CVE-2018-2408 : Security Advisory and Response

SAP Business Objects versions 4.0, 4.10, 4.20, and 4.30 are affected by an improper session management vulnerability that allows previously active sessions to remain active after a user changes their password.

Understanding CVE-2018-2408

This CVE involves a security issue in SAP Business Objects versions 4.0, 4.10, 4.20, and 4.30, specifically within CMC/BI Launchpad/Fiorified BI Launchpad.

What is CVE-2018-2408?

The vulnerability in SAP Business Objects allows active sessions created with an old password to persist even after a user changes their password.

The Impact of CVE-2018-2408

The impact of this vulnerability is rated as HIGH with a CVSS base score of 7.3. It poses a risk to the confidentiality, integrity, and availability of the affected systems.

Technical Details of CVE-2018-2408

This section provides more technical insights into the vulnerability.

Vulnerability Description

The vulnerability arises from improper session management in SAP Business Objects versions 4.0, 4.10, 4.20, and 4.30, affecting CMC/BI Launchpad/Fiorified BI Launchpad.

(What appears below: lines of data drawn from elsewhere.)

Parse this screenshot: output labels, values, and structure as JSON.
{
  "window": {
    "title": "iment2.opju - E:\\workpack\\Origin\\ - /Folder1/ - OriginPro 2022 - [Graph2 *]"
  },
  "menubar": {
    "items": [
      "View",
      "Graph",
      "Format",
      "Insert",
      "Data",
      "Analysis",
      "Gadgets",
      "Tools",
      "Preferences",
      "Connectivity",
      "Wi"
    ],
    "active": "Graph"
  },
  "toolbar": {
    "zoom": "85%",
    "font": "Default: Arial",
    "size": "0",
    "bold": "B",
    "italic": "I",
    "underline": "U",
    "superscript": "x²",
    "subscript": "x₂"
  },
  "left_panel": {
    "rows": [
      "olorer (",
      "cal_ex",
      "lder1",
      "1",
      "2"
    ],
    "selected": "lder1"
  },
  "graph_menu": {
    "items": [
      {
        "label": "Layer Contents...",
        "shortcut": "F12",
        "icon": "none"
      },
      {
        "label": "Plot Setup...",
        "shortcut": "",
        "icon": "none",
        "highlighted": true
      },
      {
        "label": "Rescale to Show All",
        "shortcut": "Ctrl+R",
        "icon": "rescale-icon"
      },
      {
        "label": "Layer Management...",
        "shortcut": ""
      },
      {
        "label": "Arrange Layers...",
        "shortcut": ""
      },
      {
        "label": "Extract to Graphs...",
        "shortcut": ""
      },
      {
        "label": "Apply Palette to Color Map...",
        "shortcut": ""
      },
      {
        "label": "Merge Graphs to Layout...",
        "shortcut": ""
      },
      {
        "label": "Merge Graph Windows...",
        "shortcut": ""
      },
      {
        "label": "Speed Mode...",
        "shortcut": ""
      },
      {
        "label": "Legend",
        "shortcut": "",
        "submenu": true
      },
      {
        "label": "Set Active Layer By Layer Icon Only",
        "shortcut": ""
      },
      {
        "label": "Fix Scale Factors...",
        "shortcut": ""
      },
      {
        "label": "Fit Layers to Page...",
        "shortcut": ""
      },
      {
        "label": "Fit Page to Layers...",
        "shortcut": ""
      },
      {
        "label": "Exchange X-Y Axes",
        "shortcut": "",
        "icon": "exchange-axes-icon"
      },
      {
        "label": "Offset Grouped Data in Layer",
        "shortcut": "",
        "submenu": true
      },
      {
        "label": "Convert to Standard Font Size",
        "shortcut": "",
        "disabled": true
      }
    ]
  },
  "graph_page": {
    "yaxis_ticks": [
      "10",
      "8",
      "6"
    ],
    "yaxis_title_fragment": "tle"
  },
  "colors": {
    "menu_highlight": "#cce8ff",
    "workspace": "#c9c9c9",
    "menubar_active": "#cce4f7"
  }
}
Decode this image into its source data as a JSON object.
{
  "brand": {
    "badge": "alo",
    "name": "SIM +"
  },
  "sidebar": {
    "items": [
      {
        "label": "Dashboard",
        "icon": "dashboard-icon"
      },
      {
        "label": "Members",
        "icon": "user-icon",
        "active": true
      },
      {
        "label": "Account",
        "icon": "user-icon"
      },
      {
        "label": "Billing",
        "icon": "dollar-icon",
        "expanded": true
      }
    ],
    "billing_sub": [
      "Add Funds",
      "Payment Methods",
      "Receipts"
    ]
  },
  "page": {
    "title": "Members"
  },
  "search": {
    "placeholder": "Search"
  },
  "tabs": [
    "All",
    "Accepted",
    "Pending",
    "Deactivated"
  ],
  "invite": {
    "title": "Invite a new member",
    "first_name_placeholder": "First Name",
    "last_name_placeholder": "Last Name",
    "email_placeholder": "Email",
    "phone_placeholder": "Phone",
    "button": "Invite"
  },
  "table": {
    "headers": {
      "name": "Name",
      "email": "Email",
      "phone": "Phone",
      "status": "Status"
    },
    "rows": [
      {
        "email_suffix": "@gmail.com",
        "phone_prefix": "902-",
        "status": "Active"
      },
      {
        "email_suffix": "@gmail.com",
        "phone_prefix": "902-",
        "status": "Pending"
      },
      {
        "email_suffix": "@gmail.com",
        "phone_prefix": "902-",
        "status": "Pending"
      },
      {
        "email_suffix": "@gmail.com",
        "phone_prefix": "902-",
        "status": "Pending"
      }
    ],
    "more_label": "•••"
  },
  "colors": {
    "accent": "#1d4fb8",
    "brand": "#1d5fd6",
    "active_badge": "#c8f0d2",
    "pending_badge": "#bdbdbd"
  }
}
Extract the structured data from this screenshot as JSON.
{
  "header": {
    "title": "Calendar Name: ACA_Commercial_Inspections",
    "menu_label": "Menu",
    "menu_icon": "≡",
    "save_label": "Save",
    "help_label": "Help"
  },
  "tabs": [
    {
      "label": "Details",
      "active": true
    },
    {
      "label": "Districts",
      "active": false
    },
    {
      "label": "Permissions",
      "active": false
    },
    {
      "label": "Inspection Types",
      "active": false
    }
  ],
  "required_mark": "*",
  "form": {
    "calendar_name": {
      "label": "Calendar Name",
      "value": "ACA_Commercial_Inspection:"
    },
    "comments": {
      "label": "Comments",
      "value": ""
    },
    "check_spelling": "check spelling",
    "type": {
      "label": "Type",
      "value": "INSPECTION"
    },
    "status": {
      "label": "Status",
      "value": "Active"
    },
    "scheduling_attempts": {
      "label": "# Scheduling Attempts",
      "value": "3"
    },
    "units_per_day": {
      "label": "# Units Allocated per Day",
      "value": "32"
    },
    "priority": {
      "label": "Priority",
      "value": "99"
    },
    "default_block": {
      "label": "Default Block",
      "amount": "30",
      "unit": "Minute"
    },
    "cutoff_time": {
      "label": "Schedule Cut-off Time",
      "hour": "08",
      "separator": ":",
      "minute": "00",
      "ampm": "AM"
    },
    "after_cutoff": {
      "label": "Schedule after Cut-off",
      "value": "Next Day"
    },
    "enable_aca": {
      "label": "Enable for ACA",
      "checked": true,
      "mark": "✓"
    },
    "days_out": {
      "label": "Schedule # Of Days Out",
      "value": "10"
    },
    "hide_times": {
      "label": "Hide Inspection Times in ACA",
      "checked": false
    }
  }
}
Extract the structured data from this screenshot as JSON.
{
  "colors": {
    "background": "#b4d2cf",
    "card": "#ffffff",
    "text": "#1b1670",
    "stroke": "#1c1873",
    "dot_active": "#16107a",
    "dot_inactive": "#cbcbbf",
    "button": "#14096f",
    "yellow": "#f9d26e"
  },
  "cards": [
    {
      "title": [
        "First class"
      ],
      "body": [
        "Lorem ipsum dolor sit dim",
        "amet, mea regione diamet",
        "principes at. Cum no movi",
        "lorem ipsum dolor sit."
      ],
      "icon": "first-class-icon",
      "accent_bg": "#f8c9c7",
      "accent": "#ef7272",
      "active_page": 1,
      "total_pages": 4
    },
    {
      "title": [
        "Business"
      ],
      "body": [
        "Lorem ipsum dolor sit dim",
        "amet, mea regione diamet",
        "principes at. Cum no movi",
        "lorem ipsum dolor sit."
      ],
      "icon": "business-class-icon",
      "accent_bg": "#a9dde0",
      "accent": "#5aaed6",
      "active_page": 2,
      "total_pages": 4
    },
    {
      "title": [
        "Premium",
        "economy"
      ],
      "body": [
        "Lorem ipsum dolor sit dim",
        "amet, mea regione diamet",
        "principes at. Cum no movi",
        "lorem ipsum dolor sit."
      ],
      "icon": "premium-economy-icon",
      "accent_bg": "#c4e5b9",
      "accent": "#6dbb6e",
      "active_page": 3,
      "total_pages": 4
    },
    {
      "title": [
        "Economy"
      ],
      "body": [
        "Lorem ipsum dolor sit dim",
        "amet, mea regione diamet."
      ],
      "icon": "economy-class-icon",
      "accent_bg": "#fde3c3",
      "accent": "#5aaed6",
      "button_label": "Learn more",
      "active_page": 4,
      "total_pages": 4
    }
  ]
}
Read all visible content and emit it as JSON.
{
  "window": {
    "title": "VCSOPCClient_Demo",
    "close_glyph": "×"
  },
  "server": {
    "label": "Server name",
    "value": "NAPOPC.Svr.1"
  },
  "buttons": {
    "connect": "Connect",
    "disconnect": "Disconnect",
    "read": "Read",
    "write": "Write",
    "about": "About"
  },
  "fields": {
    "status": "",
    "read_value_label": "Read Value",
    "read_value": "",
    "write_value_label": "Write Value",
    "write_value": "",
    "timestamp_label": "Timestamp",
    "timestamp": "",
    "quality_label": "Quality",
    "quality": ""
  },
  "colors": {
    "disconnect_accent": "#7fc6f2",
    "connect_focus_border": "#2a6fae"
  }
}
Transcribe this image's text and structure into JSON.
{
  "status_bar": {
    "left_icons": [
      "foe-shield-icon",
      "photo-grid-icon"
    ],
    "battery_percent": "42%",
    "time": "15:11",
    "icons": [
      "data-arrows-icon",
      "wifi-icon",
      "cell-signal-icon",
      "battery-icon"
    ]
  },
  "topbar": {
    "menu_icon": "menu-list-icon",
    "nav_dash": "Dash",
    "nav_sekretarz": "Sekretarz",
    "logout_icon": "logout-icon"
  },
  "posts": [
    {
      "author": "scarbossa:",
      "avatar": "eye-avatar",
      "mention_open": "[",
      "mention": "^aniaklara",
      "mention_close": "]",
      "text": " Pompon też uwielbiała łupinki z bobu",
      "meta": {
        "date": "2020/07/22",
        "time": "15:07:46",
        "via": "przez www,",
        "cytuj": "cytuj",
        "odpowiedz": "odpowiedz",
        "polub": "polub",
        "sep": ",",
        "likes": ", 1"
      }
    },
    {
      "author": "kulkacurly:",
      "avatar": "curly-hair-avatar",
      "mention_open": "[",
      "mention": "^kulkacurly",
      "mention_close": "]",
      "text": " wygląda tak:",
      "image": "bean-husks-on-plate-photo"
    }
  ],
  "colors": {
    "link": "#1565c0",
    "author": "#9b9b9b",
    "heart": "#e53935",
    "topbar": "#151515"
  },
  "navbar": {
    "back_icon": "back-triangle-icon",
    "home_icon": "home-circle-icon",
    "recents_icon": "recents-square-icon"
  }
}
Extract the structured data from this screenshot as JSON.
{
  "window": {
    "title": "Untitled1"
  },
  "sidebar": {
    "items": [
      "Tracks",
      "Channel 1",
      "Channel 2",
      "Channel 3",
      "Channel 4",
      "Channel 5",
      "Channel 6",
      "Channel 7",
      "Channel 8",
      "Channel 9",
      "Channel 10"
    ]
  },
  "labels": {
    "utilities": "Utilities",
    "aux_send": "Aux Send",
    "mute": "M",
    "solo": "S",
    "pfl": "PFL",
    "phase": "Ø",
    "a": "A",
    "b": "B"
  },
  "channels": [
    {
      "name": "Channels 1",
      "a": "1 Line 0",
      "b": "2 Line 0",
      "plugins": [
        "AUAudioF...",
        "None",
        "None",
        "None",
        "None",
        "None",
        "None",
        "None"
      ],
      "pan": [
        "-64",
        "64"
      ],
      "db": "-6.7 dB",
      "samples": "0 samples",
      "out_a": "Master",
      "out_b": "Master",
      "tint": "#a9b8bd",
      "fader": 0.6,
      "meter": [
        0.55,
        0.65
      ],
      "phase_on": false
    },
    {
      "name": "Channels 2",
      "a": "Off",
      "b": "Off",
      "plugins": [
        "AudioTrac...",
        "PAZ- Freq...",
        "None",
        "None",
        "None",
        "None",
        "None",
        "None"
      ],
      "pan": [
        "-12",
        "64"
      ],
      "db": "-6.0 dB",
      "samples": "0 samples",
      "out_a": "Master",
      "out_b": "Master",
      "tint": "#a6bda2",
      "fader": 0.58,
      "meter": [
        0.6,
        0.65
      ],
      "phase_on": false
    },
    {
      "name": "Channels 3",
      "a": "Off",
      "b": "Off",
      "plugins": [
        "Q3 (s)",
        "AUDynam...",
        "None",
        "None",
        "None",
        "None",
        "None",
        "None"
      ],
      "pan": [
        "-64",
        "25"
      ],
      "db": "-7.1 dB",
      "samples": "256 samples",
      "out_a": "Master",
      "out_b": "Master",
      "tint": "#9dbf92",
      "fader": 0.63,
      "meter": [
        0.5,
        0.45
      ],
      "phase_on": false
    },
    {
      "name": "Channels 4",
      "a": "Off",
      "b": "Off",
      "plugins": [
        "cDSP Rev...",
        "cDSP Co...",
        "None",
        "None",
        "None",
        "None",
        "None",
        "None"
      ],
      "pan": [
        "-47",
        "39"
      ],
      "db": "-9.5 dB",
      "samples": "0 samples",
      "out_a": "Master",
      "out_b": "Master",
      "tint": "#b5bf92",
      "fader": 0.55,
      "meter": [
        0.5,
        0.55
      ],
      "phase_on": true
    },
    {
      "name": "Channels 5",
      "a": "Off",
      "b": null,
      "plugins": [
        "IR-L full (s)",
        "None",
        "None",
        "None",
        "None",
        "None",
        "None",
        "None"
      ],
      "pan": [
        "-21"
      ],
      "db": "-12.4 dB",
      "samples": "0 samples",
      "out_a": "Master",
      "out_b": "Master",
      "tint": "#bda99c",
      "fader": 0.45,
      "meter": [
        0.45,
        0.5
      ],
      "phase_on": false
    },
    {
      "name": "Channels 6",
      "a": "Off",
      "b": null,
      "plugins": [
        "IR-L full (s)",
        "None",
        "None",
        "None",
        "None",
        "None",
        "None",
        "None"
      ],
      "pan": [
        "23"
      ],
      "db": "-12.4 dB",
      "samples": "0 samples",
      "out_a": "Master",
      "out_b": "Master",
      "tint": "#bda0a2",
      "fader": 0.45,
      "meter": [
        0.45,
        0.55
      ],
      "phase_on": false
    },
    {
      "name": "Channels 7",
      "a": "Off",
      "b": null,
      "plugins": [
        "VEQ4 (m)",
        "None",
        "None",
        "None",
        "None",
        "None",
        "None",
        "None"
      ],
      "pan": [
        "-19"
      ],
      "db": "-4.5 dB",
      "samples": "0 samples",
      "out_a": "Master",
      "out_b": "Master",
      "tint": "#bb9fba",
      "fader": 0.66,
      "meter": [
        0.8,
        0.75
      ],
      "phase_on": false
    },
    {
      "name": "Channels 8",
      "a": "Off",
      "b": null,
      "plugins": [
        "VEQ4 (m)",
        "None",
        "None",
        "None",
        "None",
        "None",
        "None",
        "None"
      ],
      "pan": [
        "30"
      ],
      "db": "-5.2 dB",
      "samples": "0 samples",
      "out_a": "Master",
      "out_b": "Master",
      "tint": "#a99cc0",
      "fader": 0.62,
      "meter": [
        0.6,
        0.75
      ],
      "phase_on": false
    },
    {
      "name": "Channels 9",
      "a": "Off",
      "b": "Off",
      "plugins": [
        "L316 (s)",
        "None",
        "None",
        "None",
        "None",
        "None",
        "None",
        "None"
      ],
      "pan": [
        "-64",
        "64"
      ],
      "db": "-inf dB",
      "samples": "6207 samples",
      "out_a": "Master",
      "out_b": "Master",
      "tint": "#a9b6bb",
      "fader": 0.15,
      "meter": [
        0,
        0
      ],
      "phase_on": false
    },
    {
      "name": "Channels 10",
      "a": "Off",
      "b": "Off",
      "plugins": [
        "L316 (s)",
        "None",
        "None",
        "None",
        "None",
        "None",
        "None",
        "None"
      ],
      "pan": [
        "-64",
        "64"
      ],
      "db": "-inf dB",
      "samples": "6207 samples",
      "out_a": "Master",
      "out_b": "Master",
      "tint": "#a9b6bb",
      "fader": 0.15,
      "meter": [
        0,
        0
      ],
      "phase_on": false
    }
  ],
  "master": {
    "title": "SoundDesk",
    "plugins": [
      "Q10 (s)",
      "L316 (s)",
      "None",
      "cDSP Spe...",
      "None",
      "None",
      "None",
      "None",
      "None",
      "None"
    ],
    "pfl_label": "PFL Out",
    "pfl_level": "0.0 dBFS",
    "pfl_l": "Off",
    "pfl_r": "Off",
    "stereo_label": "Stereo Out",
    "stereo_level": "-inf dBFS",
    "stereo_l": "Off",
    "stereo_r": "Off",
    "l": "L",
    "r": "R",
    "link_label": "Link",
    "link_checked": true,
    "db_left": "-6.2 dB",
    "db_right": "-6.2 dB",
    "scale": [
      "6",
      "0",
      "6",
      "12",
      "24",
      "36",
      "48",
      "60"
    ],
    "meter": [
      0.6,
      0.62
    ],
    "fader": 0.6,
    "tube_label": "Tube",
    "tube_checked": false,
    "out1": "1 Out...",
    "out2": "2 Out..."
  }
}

Affected Systems and Versions

Product: SAP Business Objects
Vendor: SAP SE
Affected Versions: 4.0, from 4.10, from 4.20, 4.30

Exploitation Mechanism

The vulnerability allows threat actors to retain access to active sessions using an old password, potentially leading to unauthorized access.

Mitigation and Prevention

Protecting systems from CVE-2018-2408 requires immediate actions and long-term security practices.

Immediate Steps to Take

Monitor and terminate active sessions regularly.
Implement password policies that force session re-authentication after a password change.
Apply security patches provided by SAP.

Long-Term Security Practices

Conduct regular security audits to identify vulnerabilities.
Educate users on secure password practices and session management.

Patching and Updates

Apply the latest security patches released by SAP to address the session management vulnerability.